The DC Circuit granted Blackmer's petition for review and denied the Board's cross-application for enforcement. The court noted that:
The DC Circuit held that:
  • The Board failed to consider the totality of circumstances.
  • The Board's decision:
    • was not supported by substantial evidence in the record; and
    • cherry-picked the warning's language concerning Kaanta's request for wage-and-hour information and the statement that similar requests will result in discipline.
  • The warning targeted specific unprotected conduct, specifically "continued frivolous requests for information," not authorized by the union.
  • A reasonable person in Kaanta's position would:
    • understand that the warning discouraged him only from making requests similar to the two requests that he had recently made (the only two he had ever made); and
    • not read into the warning a prohibition against any requests, including NLRA-protected requests.
  • The record shows that the warning was not prohibiting the type of information sought, but the type of request made, an information request made outside of the scope of Kaanta's role as union steward. Blackmer's warning, as well as its response to Kaanta's initial request, made this clear. Kaanta's union confirmed that his requests were not authorized.
  • The Board had not found Kaanta's conduct to be protected and the ALJ had expressly found it to be unprotected.
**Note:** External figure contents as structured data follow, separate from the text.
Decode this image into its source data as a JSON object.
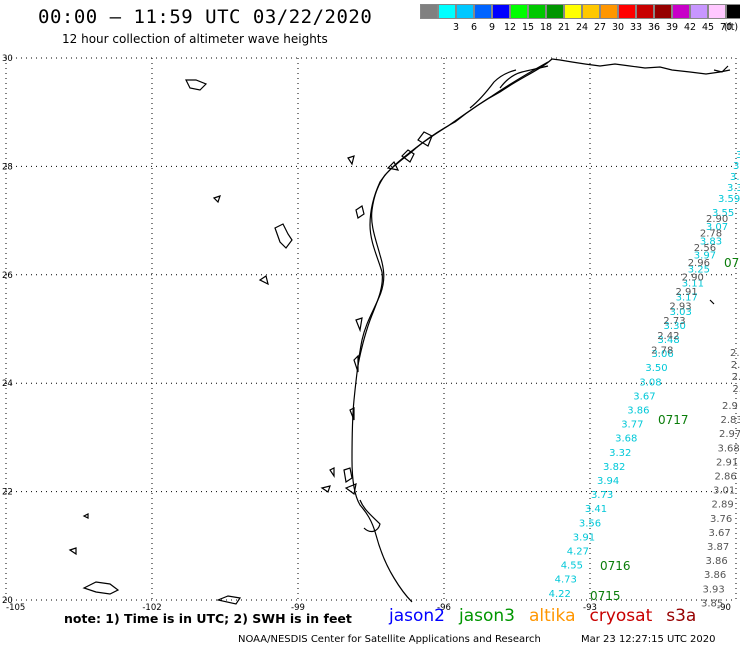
{
  "title": "00:00 – 11:59 UTC 03/22/2020",
  "subtitle": "12 hour collection of altimeter wave heights",
  "legend": {
    "unit": "(ft)",
    "levels": [
      {
        "label": "",
        "color": "#808080"
      },
      {
        "label": "3",
        "color": "#00ffff"
      },
      {
        "label": "6",
        "color": "#00c8ff"
      },
      {
        "label": "9",
        "color": "#0064ff"
      },
      {
        "label": "12",
        "color": "#0000ff"
      },
      {
        "label": "15",
        "color": "#00ff00"
      },
      {
        "label": "18",
        "color": "#00c800"
      },
      {
        "label": "21",
        "color": "#009600"
      },
      {
        "label": "24",
        "color": "#ffff00"
      },
      {
        "label": "27",
        "color": "#ffc800"
      },
      {
        "label": "30",
        "color": "#ff9600"
      },
      {
        "label": "33",
        "color": "#ff0000"
      },
      {
        "label": "36",
        "color": "#c80000"
      },
      {
        "label": "39",
        "color": "#960000"
      },
      {
        "label": "42",
        "color": "#c800c8"
      },
      {
        "label": "45",
        "color": "#c896ff"
      },
      {
        "label": "70",
        "color": "#ffc8ff"
      },
      {
        "label": "",
        "color": "#000000"
      }
    ]
  },
  "map": {
    "lon_range": [
      -105,
      -90
    ],
    "lat_range": [
      20,
      30
    ],
    "lon_ticks": [
      "-105",
      "-102",
      "-99",
      "-96",
      "-93",
      "-90"
    ],
    "lat_ticks": [
      "30",
      "28",
      "26",
      "24",
      "22",
      "20"
    ]
  },
  "tracks": {
    "cyan_main": [
      "3.59",
      "3.55",
      "3.07",
      "3.83",
      "3.97",
      "3.25",
      "3.11",
      "3.17",
      "3.03",
      "3.30",
      "3.48",
      "3.06",
      "3.50",
      "3.08",
      "3.67",
      "3.86",
      "3.77",
      "3.68",
      "3.32",
      "3.82",
      "3.94",
      "3.73",
      "3.41",
      "3.56",
      "3.91",
      "4.27",
      "4.55",
      "4.73",
      "4.22"
    ],
    "cyan_top_partial": [
      "3",
      "3.6",
      "3.6",
      "3.3"
    ],
    "gray_main": [
      "2.90",
      "2.78",
      "2.56",
      "2.96",
      "2.90",
      "2.91",
      "2.93",
      "2.73",
      "2.42",
      "2.78"
    ],
    "right_track": [
      "2.9",
      "2.83",
      "2.97",
      "3.68",
      "2.91",
      "2.86",
      "3.01",
      "2.89",
      "3.76",
      "3.67",
      "3.87",
      "3.86",
      "3.86",
      "3.93",
      "3.85"
    ],
    "right_partial": [
      "2.",
      "2.",
      "2.",
      "2.7"
    ],
    "pass_labels": [
      "07",
      "0717",
      "0716",
      "0715"
    ]
  },
  "note": "note: 1) Time is in UTC; 2) SWH is in feet",
  "satellites": [
    {
      "name": "jason2",
      "color": "#0000ff"
    },
    {
      "name": "jason3",
      "color": "#009600"
    },
    {
      "name": "altika",
      "color": "#ff9600"
    },
    {
      "name": "cryosat",
      "color": "#c80000"
    },
    {
      "name": "s3a",
      "color": "#960000"
    }
  ],
  "footer": "NOAA/NESDIS Center for Satellite Applications and Research",
  "footer_time": "Mar 23 12:27:15 UTC 2020"
}
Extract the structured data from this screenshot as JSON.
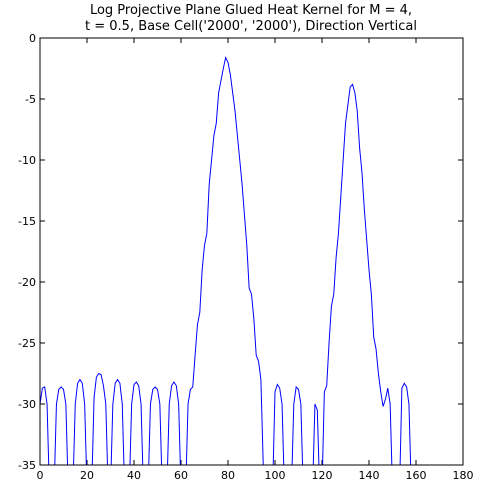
{
  "chart_data": {
    "type": "line",
    "title": [
      "Log Projective Plane Glued Heat Kernel for M = 4,",
      "t = 0.5, Base Cell('2000', '2000'), Direction Vertical"
    ],
    "x": [
      0,
      1,
      2,
      3,
      4,
      6,
      7,
      8,
      9,
      10,
      11,
      12,
      14,
      15,
      16,
      17,
      18,
      19,
      20,
      22,
      23,
      24,
      25,
      26,
      27,
      28,
      29,
      30,
      31,
      32,
      33,
      34,
      35,
      36,
      38,
      39,
      40,
      41,
      42,
      43,
      44,
      46,
      47,
      48,
      49,
      50,
      51,
      52,
      54,
      55,
      56,
      57,
      58,
      59,
      60,
      62,
      63,
      64,
      65,
      66,
      67,
      68,
      69,
      70,
      71,
      72,
      73,
      74,
      75,
      76,
      77,
      78,
      79,
      80,
      81,
      82,
      83,
      84,
      85,
      86,
      87,
      88,
      89,
      90,
      91,
      92,
      93,
      94,
      95,
      97,
      99,
      100,
      101,
      102,
      103,
      104,
      107,
      108,
      109,
      110,
      111,
      112,
      116,
      117,
      118,
      119,
      120,
      121,
      122,
      123,
      124,
      125,
      126,
      127,
      128,
      129,
      130,
      131,
      132,
      133,
      134,
      135,
      136,
      137,
      138,
      139,
      140,
      141,
      142,
      143,
      144,
      145,
      146,
      147,
      148,
      149,
      150,
      153,
      154,
      155,
      156,
      157,
      158
    ],
    "series": [
      {
        "color": "#0000ff",
        "values": [
          -30,
          -28.7,
          -28.6,
          -30,
          -37,
          -37,
          -30,
          -28.8,
          -28.6,
          -28.8,
          -30,
          -37,
          -37,
          -30,
          -28.3,
          -28,
          -28.3,
          -30,
          -37,
          -37,
          -29.5,
          -27.8,
          -27.5,
          -27.6,
          -28.5,
          -30,
          -37,
          -37,
          -30,
          -28.3,
          -28,
          -28.3,
          -30,
          -37,
          -37,
          -30,
          -28.4,
          -28.2,
          -28.5,
          -30,
          -37,
          -37,
          -30,
          -28.8,
          -28.6,
          -28.8,
          -30,
          -37,
          -37,
          -30,
          -28.5,
          -28.2,
          -28.5,
          -30,
          -37,
          -37,
          -30,
          -28.8,
          -28.6,
          -26,
          -23.5,
          -22.5,
          -19,
          -17,
          -16,
          -12,
          -10,
          -8,
          -7,
          -4.5,
          -3.5,
          -2.5,
          -1.6,
          -2,
          -3,
          -4.5,
          -6,
          -8,
          -10,
          -12,
          -14.5,
          -17,
          -20.5,
          -21,
          -23,
          -26,
          -26.5,
          -28,
          -35,
          -37,
          -37,
          -29,
          -28.4,
          -28.7,
          -30,
          -37,
          -37,
          -30,
          -28.6,
          -28.8,
          -30,
          -37,
          -37,
          -30,
          -30.5,
          -37,
          -37,
          -29,
          -28.5,
          -25,
          -22,
          -21,
          -18,
          -16,
          -13,
          -10,
          -7,
          -5.5,
          -4,
          -3.8,
          -4.5,
          -6,
          -9,
          -11,
          -14,
          -16.5,
          -19,
          -21,
          -24.5,
          -25.5,
          -27.5,
          -29,
          -30.2,
          -29.6,
          -28.7,
          -30,
          -37,
          -37,
          -28.7,
          -28.3,
          -28.6,
          -30,
          -37
        ]
      }
    ],
    "xlim": [
      0,
      180
    ],
    "xticks": [
      0,
      20,
      40,
      60,
      80,
      100,
      120,
      140,
      160,
      180
    ],
    "ylim": [
      -35,
      0
    ],
    "yticks": [
      -35,
      -30,
      -25,
      -20,
      -15,
      -10,
      -5,
      0
    ]
  }
}
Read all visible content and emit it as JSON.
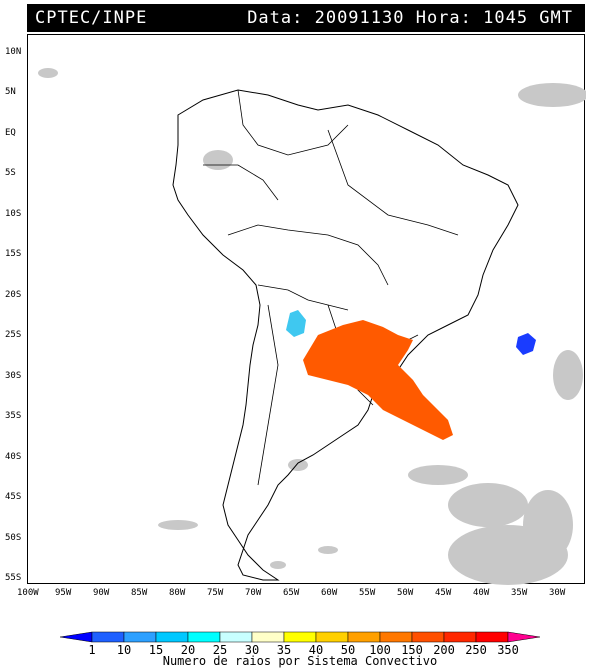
{
  "header": {
    "source": "CPTEC/INPE",
    "datetime": "Data: 20091130 Hora: 1045 GMT"
  },
  "lat_labels": [
    "10N",
    "5N",
    "EQ",
    "5S",
    "10S",
    "15S",
    "20S",
    "25S",
    "30S",
    "35S",
    "40S",
    "45S",
    "50S",
    "55S"
  ],
  "lon_labels": [
    "100W",
    "95W",
    "90W",
    "85W",
    "80W",
    "75W",
    "70W",
    "65W",
    "60W",
    "55W",
    "50W",
    "45W",
    "40W",
    "35W",
    "30W"
  ],
  "colorbar": {
    "title": "Numero de raios por Sistema Convectivo",
    "ticks": [
      "1",
      "10",
      "15",
      "20",
      "25",
      "30",
      "35",
      "40",
      "50",
      "100",
      "150",
      "200",
      "250",
      "350"
    ],
    "colors": [
      "#0000ff",
      "#1e60ff",
      "#2da0ff",
      "#00c8ff",
      "#00ffff",
      "#c8ffff",
      "#ffffc8",
      "#ffff00",
      "#ffd000",
      "#ffa000",
      "#ff7800",
      "#ff5000",
      "#ff2800",
      "#ff0000",
      "#ff0090"
    ]
  },
  "systems": [
    {
      "name": "cyan-system",
      "color": "#3fc8f0"
    },
    {
      "name": "orange-system",
      "color": "#ff5a00"
    },
    {
      "name": "blue-system",
      "color": "#1a3cff"
    }
  ]
}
  • The Board erred by misapplying DaimlerChrysler. DaimlerChrysler involved warning a steward against making any information requests. Since information requests are part of bargaining and CBA administration, each activity is concerted protected activity, thus a warning to stop making the requests infringed on Section 7 activities of the union steward. DaimlerChrysler was inapposite because this case concerned an employer warning a steward about making frivolous requests beyond the scope of the authority the union granted him. (288 F.3d at 444.)

Practical Implications

Dover Energy was an information request case. The DC Circuit Court limited its analysis to facts, particularly:
  • How a reasonable employee would interpret the warning in the totality of the circumstances.
  • Finding inapposite the DaimlerChrysler case on which the Board relied.
If employers want to read more into the holding, they will find that at least this panel of the DC Circuit may have different views from the Board majority on:
  • What it means to consider the totality of circumstances including the context of communications and actions precipitating them.
  • How likely it is that a reasonable employee will read into employer communications as tending to coerce or infringe on employees' exercise of Section 7 rights.